Sur place, le climat est de plus en plus tendu. Le passage de relais entre l'équipe de travail du matin et celle du soir est l'une des rares
occasions pour les grévistes de croiser les non-grévistes. Souvent
les échanges tournent court. "Attention aux mouchards !", crie un grand Noir. La plupart de ceux qui n'ont pas cessé le travail pressent le pas, tête baissée pour éviter la poignée de manifestants qui distribuent des tracts à la sortie des pointeuses. L'attroupement évité, certains ne cachent pas leur agacement : "Y'en a marre de cette petite bande prête à tout casser, lâche un opérateur de 56 ans. Ce sont des irresponsables. Des accords ont été signés, je ne vois pas pourquoi 10 % des effectifs feraient la loi." Un autre s'inquiète : "On dit de plus en plus que PSA a un site de trop, il n'y a qu'à continuer et Aulnay sera en bonne place pour disparaître."
AIDE DU CONSEIL GÉNÉRAL
"La direction monte les gens contre nous, se plaint Philippe Julien, délégué CGT de l'usine d'Aulnay, mais ils ne se rendent pas compte que le niveau de mécontentement est bien supérieur au noyau des grévistes." Effectivement les non-grévistes solidaires avec le mouvement ne sont pas rares : "Tout ça c'est justifié, les gens n'y arrivent plus, même si je pense qu'on aurait dû faire la grève avant la signature de l'accord salarial, note un ouvrier, qui ajoute, moi j'ai pas le choix, j'ai pris un appart, je peux pas me permettre d'arrêter de bosser." Un autre tente de se justifier d'avoir arrêté la grève au bout de six jours : "Ma femme était en pleurs, c'est pour elle que j'ai repris, mais sur le fond c'est normal que les gens se rebellent."
Malgré une désorganisation évidente de la production, la direction est parvenue jusqu'ici à faire tourner l'usine. La perte de production est estimée à 12 000 Citroën C2 et C3, sans compter les centaines de véhicules sans siège qui attendent d'être terminés sur un parking. Après avoir été condamnée le 26 mars par la justice pour avoir tenté de remplacer les grévistes par des intérimaires, la direction emploie aujourd'hui les grands moyens. Une centaine de salariés des usines de Rennes et de Sevel-Nord près de Valenciennes (Pas-de-Calais) ont été dépêchés pour assurer la production à Aulnay-sous-Bois. Logés à l'Etap Hôtel tout proche, ils touchent une indemnité de 750 euros par semaine. Chaque matin, ils arrivent en car directement à l'intérieur du site pour empêcher les contacts avec les grévistes.

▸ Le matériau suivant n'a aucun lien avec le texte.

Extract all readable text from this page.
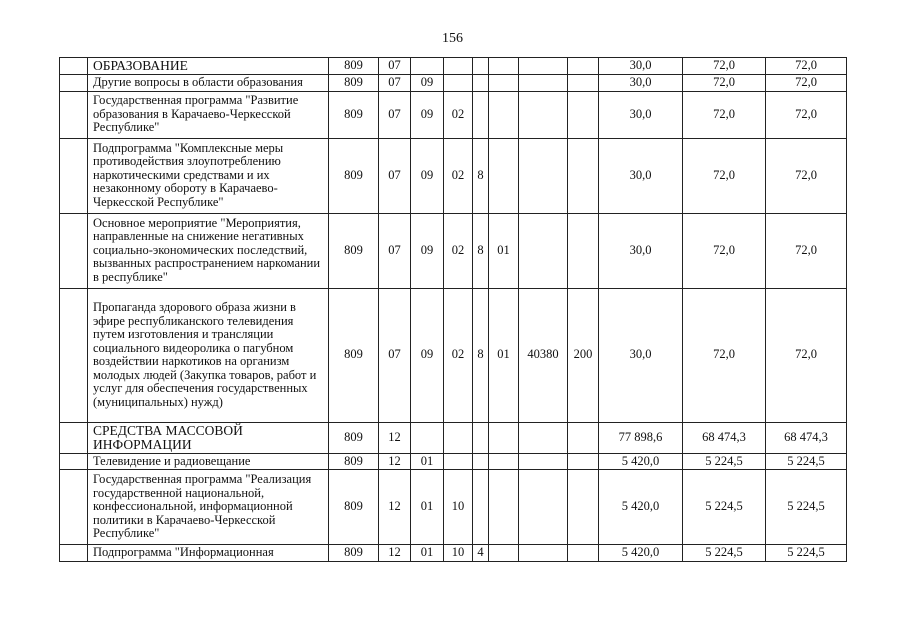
156
	ОБРАЗОВАНИЕ	809	07							30,0	72,0	72,0
	Другие вопросы в области образования	809	07	09						30,0	72,0	72,0
	Государственная программа "Развитие образования в Карачаево-Черкесской Республике"	809	07	09	02					30,0	72,0	72,0
	Подпрограмма "Комплексные меры противодействия злоупотреблению наркотическими средствами и их незаконному обороту в Карачаево-Черкесской Республике"	809	07	09	02	8				30,0	72,0	72,0
	Основное мероприятие "Мероприятия, направленные на снижение негативных социально-экономических последствий, вызванных распространением наркомании в республике"	809	07	09	02	8	01			30,0	72,0	72,0
	Пропаганда здорового образа жизни в эфире республиканского телевидения путем изготовления и трансляции социального видеоролика о пагубном воздействии наркотиков на организм молодых людей (Закупка товаров, работ и услуг для обеспечения государственных (муниципальных) нужд)	809	07	09	02	8	01	40380	200	30,0	72,0	72,0
	СРЕДСТВА МАССОВОЙ ИНФОРМАЦИИ	809	12							77 898,6	68 474,3	68 474,3
	Телевидение и радиовещание	809	12	01						5 420,0	5 224,5	5 224,5
	Государственная программа "Реализация государственной национальной, конфессиональной, информационной политики в Карачаево-Черкесской Республике"	809	12	01	10					5 420,0	5 224,5	5 224,5
	Подпрограмма "Информационная	809	12	01	10	4				5 420,0	5 224,5	5 224,5
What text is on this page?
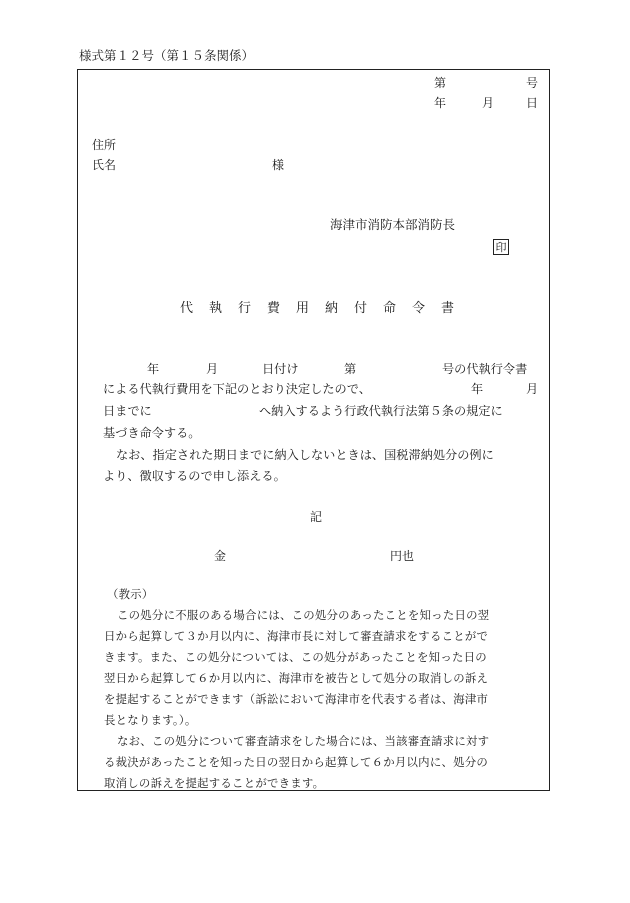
様式第１２号（第１５条関係）
第	号
年	月	日
住所
氏名	様
海津市消防本部消防長
印
代執行費用納付命令書
年	月	日付け	第	号の代執行令書
による代執行費用を下記のとおり決定したので、	年	月
日までに	へ納入するよう行政代執行法第５条の規定に
基づき命令する。
なお、指定された期日までに納入しないときは、国税滞納処分の例に
より、徴収するので申し添える。
記
金	円也
（教示）
この処分に不服のある場合には、この処分のあったことを知った日の翌
日から起算して３か月以内に、海津市長に対して審査請求をすることがで
きます。また、この処分については、この処分があったことを知った日の
翌日から起算して６か月以内に、海津市を被告として処分の取消しの訴え
を提起することができます（訴訟において海津市を代表する者は、海津市
長となります。）。
なお、この処分について審査請求をした場合には、当該審査請求に対す
る裁決があったことを知った日の翌日から起算して６か月以内に、処分の
取消しの訴えを提起することができます。
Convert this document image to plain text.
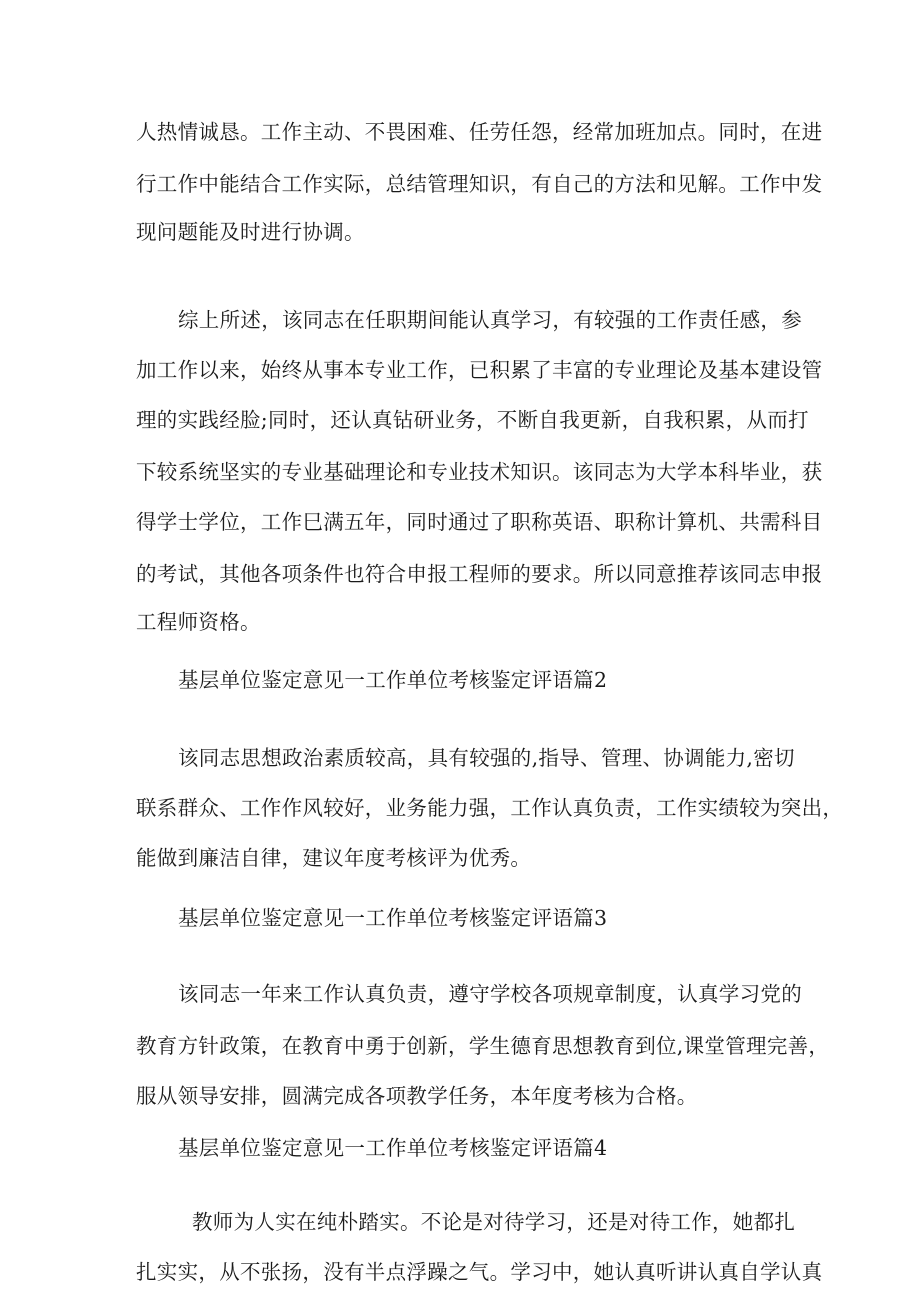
人热情诚恳。工作主动、不畏困难、任劳任怨，经常加班加点。同时，在进
行工作中能结合工作实际，总结管理知识，有自己的方法和见解。工作中发
现问题能及时进行协调。
综上所述，该同志在任职期间能认真学习，有较强的工作责任感，参
加工作以来，始终从事本专业工作，已积累了丰富的专业理论及基本建设管
理的实践经脸;同时，还认真钻研业务，不断自我更新，自我积累，从而打
下较系统坚实的专业基础理论和专业技术知识。该同志为大学本科毕业，获
得学士学位，工作巳满五年，同时通过了职称英语、职称计算机、共需科目
的考试，其他各项条件也符合申报工程师的要求。所以同意推荐该同志申报
工程师资格。
基层单位鉴定意见一工作单位考核鉴定评语篇2
该同志思想政治素质较高，具有较强的,指导、管理、协调能力,密切
联系群众、工作作风较好，业务能力强，工作认真负责，工作实绩较为突出，
能做到廉洁自律，建议年度考核评为优秀。
基层单位鉴定意见一工作单位考核鉴定评语篇3
该同志一年来工作认真负责，遵守学校各项规章制度，认真学习党的
教育方针政策，在教育中勇于创新，学生德育思想教育到位,课堂管理完善，
服从领导安排，圆满完成各项教学任务，本年度考核为合格。
基层单位鉴定意见一工作单位考核鉴定评语篇4
教师为人实在纯朴踏实。不论是对待学习，还是对待工作，她都扎
扎实实，从不张扬，没有半点浮躁之气。学习中，她认真听讲认真自学认真
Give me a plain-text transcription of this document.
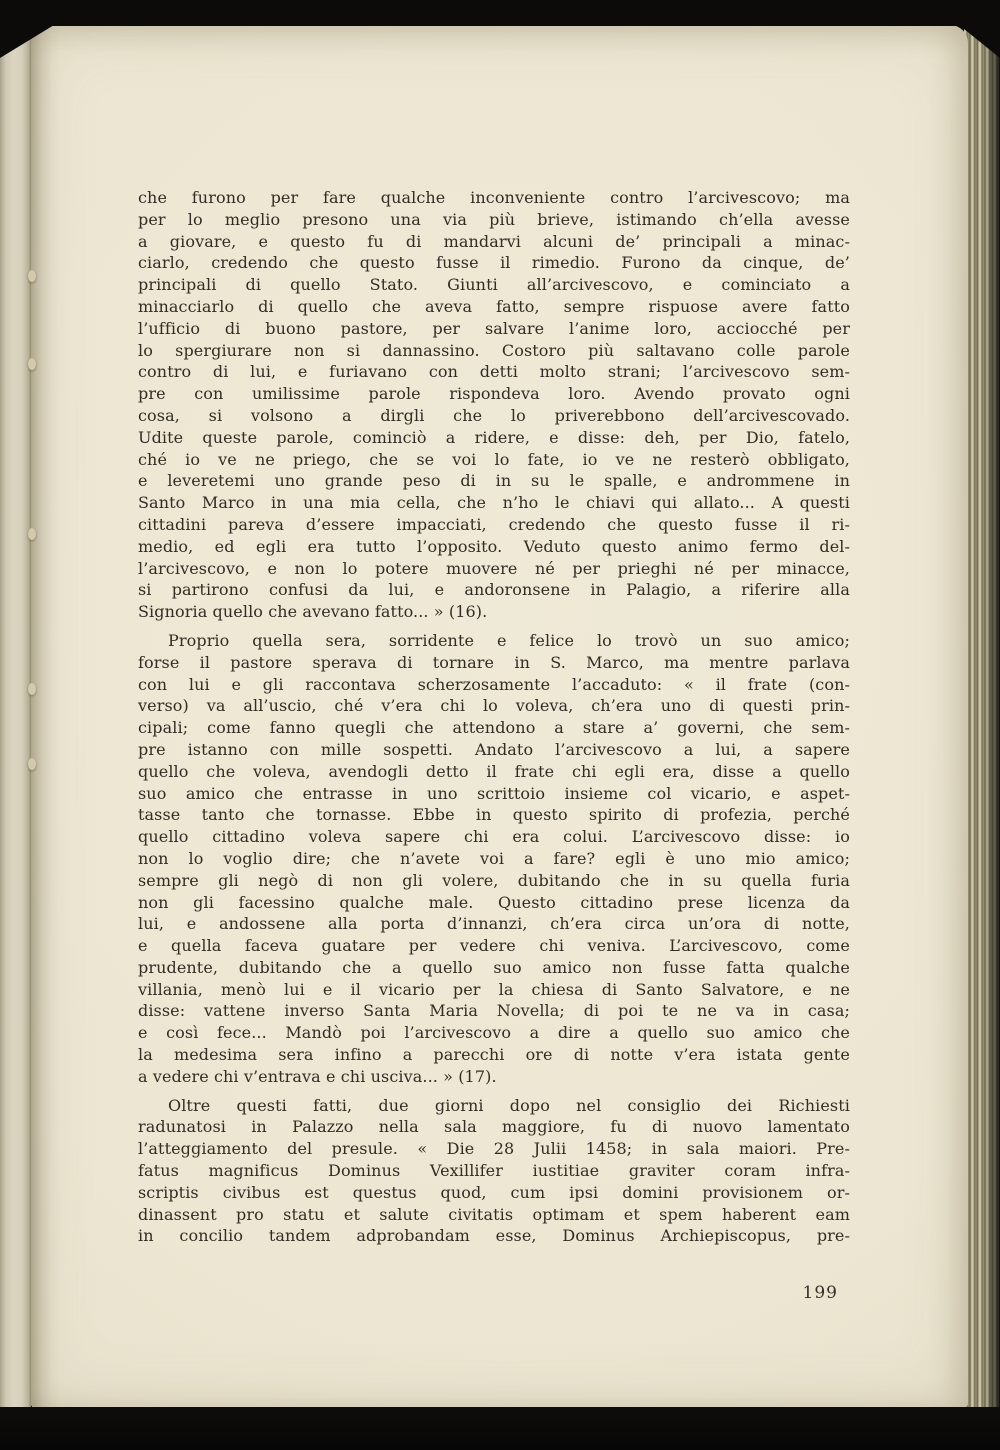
che furono per fare qualche inconveniente contro l’arcivescovo; ma
per lo meglio presono una via più brieve, istimando ch’ella avesse
a giovare, e questo fu di mandarvi alcuni de’ principali a minac-
ciarlo, credendo che questo fusse il rimedio. Furono da cinque, de’
principali di quello Stato. Giunti all’arcivescovo, e cominciato a
minacciarlo di quello che aveva fatto, sempre rispuose avere fatto
l’ufficio di buono pastore, per salvare l’anime loro, acciocché per
lo spergiurare non si dannassino. Costoro più saltavano colle parole
contro di lui, e furiavano con detti molto strani; l’arcivescovo sem-
pre con umilissime parole rispondeva loro. Avendo provato ogni
cosa, si volsono a dirgli che lo priverebbono dell’arcivescovado.
Udite queste parole, cominciò a ridere, e disse: deh, per Dio, fatelo,
ché io ve ne priego, che se voi lo fate, io ve ne resterò obbligato,
e leveretemi uno grande peso di in su le spalle, e andrommene in
Santo Marco in una mia cella, che n’ho le chiavi qui allato... A questi
cittadini pareva d’essere impacciati, credendo che questo fusse il ri-
medio, ed egli era tutto l’opposito. Veduto questo animo fermo del-
l’arcivescovo, e non lo potere muovere né per prieghi né per minacce,
si partirono confusi da lui, e andoronsene in Palagio, a riferire alla
Signoria quello che avevano fatto... » (16).
Proprio quella sera, sorridente e felice lo trovò un suo amico;
forse il pastore sperava di tornare in S. Marco, ma mentre parlava
con lui e gli raccontava scherzosamente l’accaduto: « il frate (con-
verso) va all’uscio, ché v’era chi lo voleva, ch’era uno di questi prin-
cipali; come fanno quegli che attendono a stare a’ governi, che sem-
pre istanno con mille sospetti. Andato l’arcivescovo a lui, a sapere
quello che voleva, avendogli detto il frate chi egli era, disse a quello
suo amico che entrasse in uno scrittoio insieme col vicario, e aspet-
tasse tanto che tornasse. Ebbe in questo spirito di profezia, perché
quello cittadino voleva sapere chi era colui. L’arcivescovo disse: io
non lo voglio dire; che n’avete voi a fare? egli è uno mio amico;
sempre gli negò di non gli volere, dubitando che in su quella furia
non gli facessino qualche male. Questo cittadino prese licenza da
lui, e andossene alla porta d’innanzi, ch’era circa un’ora di notte,
e quella faceva guatare per vedere chi veniva. L’arcivescovo, come
prudente, dubitando che a quello suo amico non fusse fatta qualche
villania, menò lui e il vicario per la chiesa di Santo Salvatore, e ne
disse: vattene inverso Santa Maria Novella; di poi te ne va in casa;
e così fece... Mandò poi l’arcivescovo a dire a quello suo amico che
la medesima sera infino a parecchi ore di notte v’era istata gente
a vedere chi v’entrava e chi usciva... » (17).
Oltre questi fatti, due giorni dopo nel consiglio dei Richiesti
radunatosi in Palazzo nella sala maggiore, fu di nuovo lamentato
l’atteggiamento del presule. « Die 28 Julii 1458; in sala maiori. Pre-
fatus magnificus Dominus Vexillifer iustitiae graviter coram infra-
scriptis civibus est questus quod, cum ipsi domini provisionem or-
dinassent pro statu et salute civitatis optimam et spem haberent eam
in concilio tandem adprobandam esse, Dominus Archiepiscopus, pre-
199
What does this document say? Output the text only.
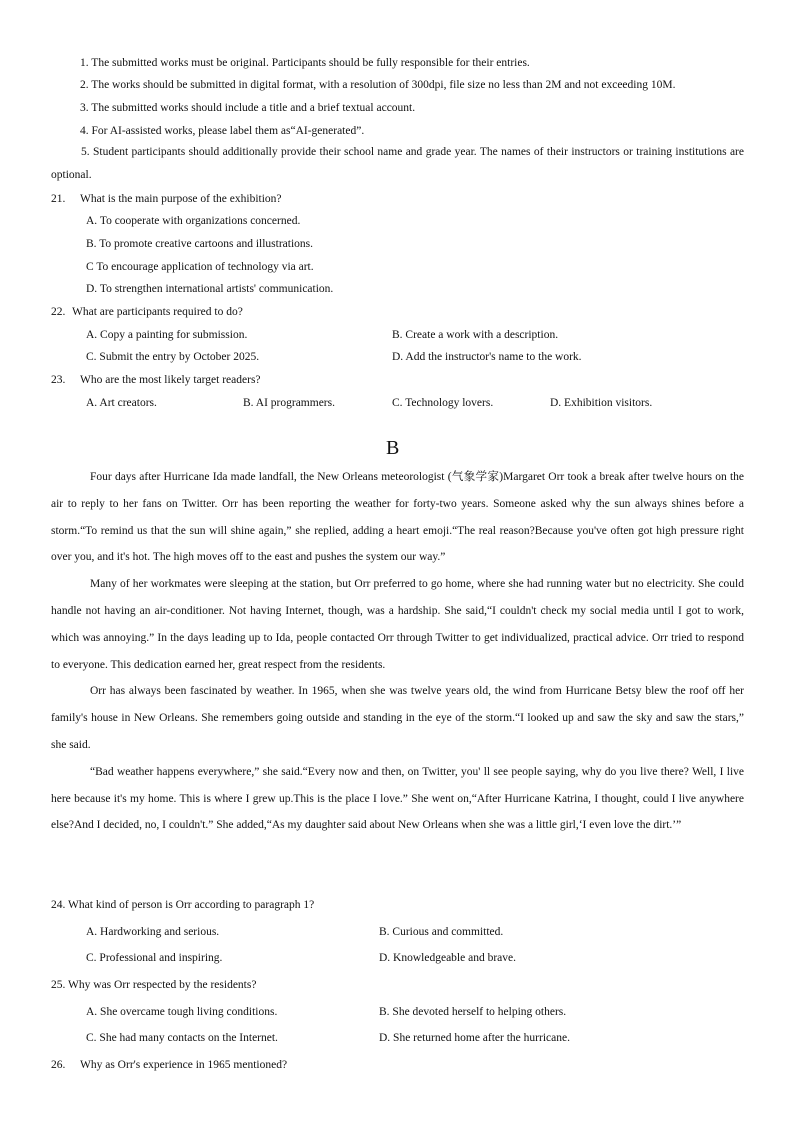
1. The submitted works must be original. Participants should be fully responsible for their entries.
2. The works should be submitted in digital format, with a resolution of 300dpi, file size no less than 2M and not exceeding 10M.
3. The submitted works should include a title and a brief textual account.
4. For AI-assisted works, please label them as“AI-generated”.

5. Student participants should additionally provide their school name and grade year. The names of their instructors or training institutions are optional.

21. What is the main purpose of the exhibition?
A. To cooperate with organizations concerned.
B. To promote creative cartoons and illustrations.
C To encourage application of technology via art.
D. To strengthen international artists' communication.
22. What are participants required to do?
A. Copy a painting for submission.	B. Create a work with a description.
C. Submit the entry by October 2025.	D. Add the instructor's name to the work.
23. Who are the most likely target readers?
A. Art creators.	B. AI programmers.	C. Technology lovers.	D. Exhibition visitors.
B

Four days after Hurricane Ida made landfall, the New Orleans meteorologist (气象学家)Margaret Orr took a break after twelve hours on the air to reply to her fans on Twitter. Orr has been reporting the weather for forty-two years. Someone asked why the sun always shines before a storm.“To remind us that the sun will shine again,” she replied, adding a heart emoji.“The real reason?Because you've often got high pressure right over you, and it's hot. The high moves off to the east and pushes the system our way.”

Many of her workmates were sleeping at the station, but Orr preferred to go home, where she had running water but no electricity. She could handle not having an air-conditioner. Not having Internet, though, was a hardship. She said,“I couldn't check my social media until I got to work, which was annoying.” In the days leading up to Ida, people contacted Orr through Twitter to get individualized, practical advice. Orr tried to respond to everyone. This dedication earned her, great respect from the residents.

Orr has always been fascinated by weather. In 1965, when she was twelve years old, the wind from Hurricane Betsy blew the roof off her family's house in New Orleans. She remembers going outside and standing in the eye of the storm.“I looked up and saw the sky and saw the stars,” she said.

“Bad weather happens everywhere,” she said.“Every now and then, on Twitter, you' ll see people saying, why do you live there? Well, I live here because it's my home. This is where I grew up.This is the place I love.” She went on,“After Hurricane Katrina, I thought, could I live anywhere else?And I decided, no, I couldn't.” She added,“As my daughter said about New Orleans when she was a little girl,‘I even love the dirt.’”

24. What kind of person is Orr according to paragraph 1?
A. Hardworking and serious.	B. Curious and committed.
C. Professional and inspiring.	D. Knowledgeable and brave.
25. Why was Orr respected by the residents?
A. She overcame tough living conditions.	B. She devoted herself to helping others.
C. She had many contacts on the Internet.	D. She returned home after the hurricane.
26. Why as Orr's experience in 1965 mentioned?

Pour ces derniers, la situation est de plus en plus difficile. Du fait des journées non travaillées, la plupart n'ont touché qu'entre 300 et 400 euros au titre de leur paye du mois de mars au lieu des 1 300 net habituels. La cagnotte alimentée depuis une vingtaine de jours par les organisations syndicales, une poignée d'associations et les collectivités locales dirigées par des élus communistes permet d'apporter un petit complément, qui reste cependant largement insuffisant.
Au total, près de 93 000 euros ont été réunis. Cette collecte fait polémique au sein du conseil général de Seine-Saint-Denis. Dirigé par le PCF, celui-ci vient d'accorder une aide de 20 000 euros aux grévistes. Pour l'opposition UMP, c'est un "détournement de fonds publics au service d'une action politique". Un recours devant le préfet de Seine-Saint-Denis devrait être prochainement déposé. Quelle que soit l'issue de la polémique, elle ne permettra pas de sortir de l'impasse dans laquelle PSA se trouve.